Database caching is important for several reasons:
- Improved performance: Caching helps to improve the performance of a database by reducing the amount of time it takes to retrieve data. When data is frequently accessed, it is stored in the cache memory. Subsequent requests for the same data can be served from the cache, which is faster than retrieving it from the disk.
- Reduced database load: By reducing the number of times a database has to access disk, caching can help reduce the load on the database. This can lead to better overall system performance and a more responsive user experience.
- Scalability: Caching can also help to improve the scalability of a database by reducing the need for additional hardware. By caching frequently accessed data, the database can handle more concurrent users and transactions without requiring additional resources.
- Cost savings: Caching can help to reduce the cost of running a database by reducing the need for expensive hardware and software licenses. By optimizing the performance of the existing hardware, caching can help to extend the life of the hardware and reduce the need for expensive upgrades.
However, caching database query results can lead to issues when the underlying data in the database changes, as the cached data may no longer be accurate or relevant. Therefore, we need to invalidate cached data properly.
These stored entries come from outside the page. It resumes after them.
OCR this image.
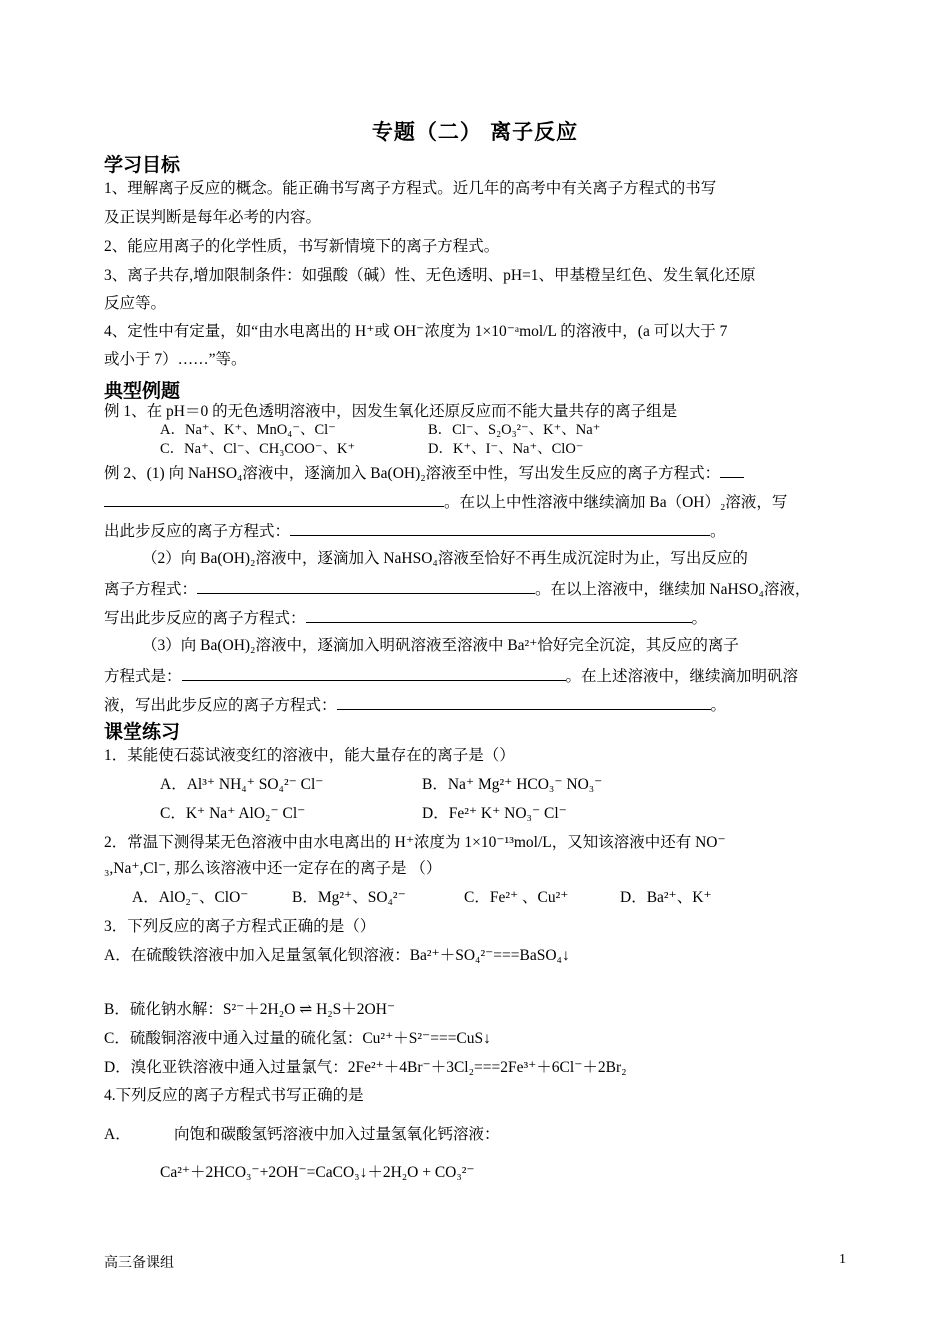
专题（二） 离子反应
学习目标
1、理解离子反应的概念。能正确书写离子方程式。近几年的高考中有关离子方程式的书写
及正误判断是每年必考的内容。
2、能应用离子的化学性质，书写新情境下的离子方程式。
3、离子共存,增加限制条件：如强酸（碱）性、无色透明、pH=1、甲基橙呈红色、发生氧化还原
反应等。
4、定性中有定量，如“由水电离出的 H⁺或 OH⁻浓度为 1×10⁻ᵃmol/L 的溶液中，(a 可以大于 7
或小于 7）……”等。
典型例题
例 1、在 pH＝0 的无色透明溶液中，因发生氧化还原反应而不能大量共存的离子组是
A．Na⁺、K⁺、MnO₄⁻、Cl⁻	B．Cl⁻、S₂O₃²⁻、K⁺、Na⁺
C．Na⁺、Cl⁻、CH₃COO⁻、K⁺	D．K⁺、I⁻、Na⁺、ClO⁻
例 2、(1) 向 NaHSO₄溶液中，逐滴加入 Ba(OH)₂溶液至中性，写出发生反应的离子方程式：
。在以上中性溶液中继续滴加 Ba（OH）₂溶液，写
出此步反应的离子方程式：	。
（2）向 Ba(OH)₂溶液中，逐滴加入 NaHSO₄溶液至恰好不再生成沉淀时为止，写出反应的
离子方程式：	。在以上溶液中，继续加 NaHSO₄溶液，
写出此步反应的离子方程式：	。
（3）向 Ba(OH)₂溶液中，逐滴加入明矾溶液至溶液中 Ba²⁺恰好完全沉淀，其反应的离子
方程式是：	。在上述溶液中，继续滴加明矾溶
液，写出此步反应的离子方程式：	。
课堂练习
1．某能使石蕊试液变红的溶液中，能大量存在的离子是（）
A．Al³⁺ NH₄⁺ SO₄²⁻ Cl⁻	B．Na⁺ Mg²⁺ HCO₃⁻ NO₃⁻
C．K⁺ Na⁺ AlO₂⁻ Cl⁻	D．Fe²⁺ K⁺ NO₃⁻ Cl⁻
2．常温下测得某无色溶液中由水电离出的 H⁺浓度为 1×10⁻¹³mol/L，又知该溶液中还有 NO⁻
₃,Na⁺,Cl⁻, 那么该溶液中还一定存在的离子是 （）
A．AlO₂⁻、ClO⁻	B．Mg²⁺、SO₄²⁻	C．Fe²⁺ 、Cu²⁺	D．Ba²⁺、K⁺
3．下列反应的离子方程式正确的是（）
A．在硫酸铁溶液中加入足量氢氧化钡溶液：Ba²⁺＋SO₄²⁻===BaSO₄↓
B．硫化钠水解：S²⁻＋2H₂O ⇌ H₂S＋2OH⁻
C．硫酸铜溶液中通入过量的硫化氢：Cu²⁺＋S²⁻===CuS↓
D．溴化亚铁溶液中通入过量氯气：2Fe²⁺＋4Br⁻＋3Cl₂===2Fe³⁺＋6Cl⁻＋2Br₂
4.下列反应的离子方程式书写正确的是
A．	向饱和碳酸氢钙溶液中加入过量氢氧化钙溶液：
Ca²⁺＋2HCO₃⁻+2OH⁻=CaCO₃↓＋2H₂O + CO₃²⁻
高三备课组	1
There are two major strategies for database cache invalidation: time-based invalidation, where cached data is automatically removed after a set amount of time, and event-based invalidation, where cached data is invalidated when a specific event occurs in the database, such as an update or deletion. This usually happens on a table level due to overall complexity of finer granularity support - every update or delete operation on a database table invalidates all caches for this particular table.
As you might expect, both approaches are sub-optimal, but for very different reasons. Time-based invalidation provides good performance, but no data consistency guarantee - there is a high chance that stale data will be served, sometimes very stale. On the contrary, event-based invalidation on a table level provides data consistency but poor performance, because the cache is invalidated very often, on every mutation operation which hits a table.
With traditional caching approaches, you have to make a decision between data consistency and performance.
ReadySet solves this dilemma and offers users both: consistency (eventual, but with a very short convergence time) and performance. It is an event-based type of data invalidation but with a very fine granularity. Data will be invalidated only when it MUST be invalidated - cached query results will be automatically updated only when they become irrelevant and stale, exactly as that happens, at the time of impacting writes.
ReadySet’s caching technology is based on a solid mathematical foundation and, in theory, can be applied not only to SQL but to other data query languages as well (not solely SQL based).
I got so interested in working at ReadySet because I saw the opportunity to apply my knowledge in data caching directly. I’m excited to be a team that is creating an impact on a space that I am deeply passionate about!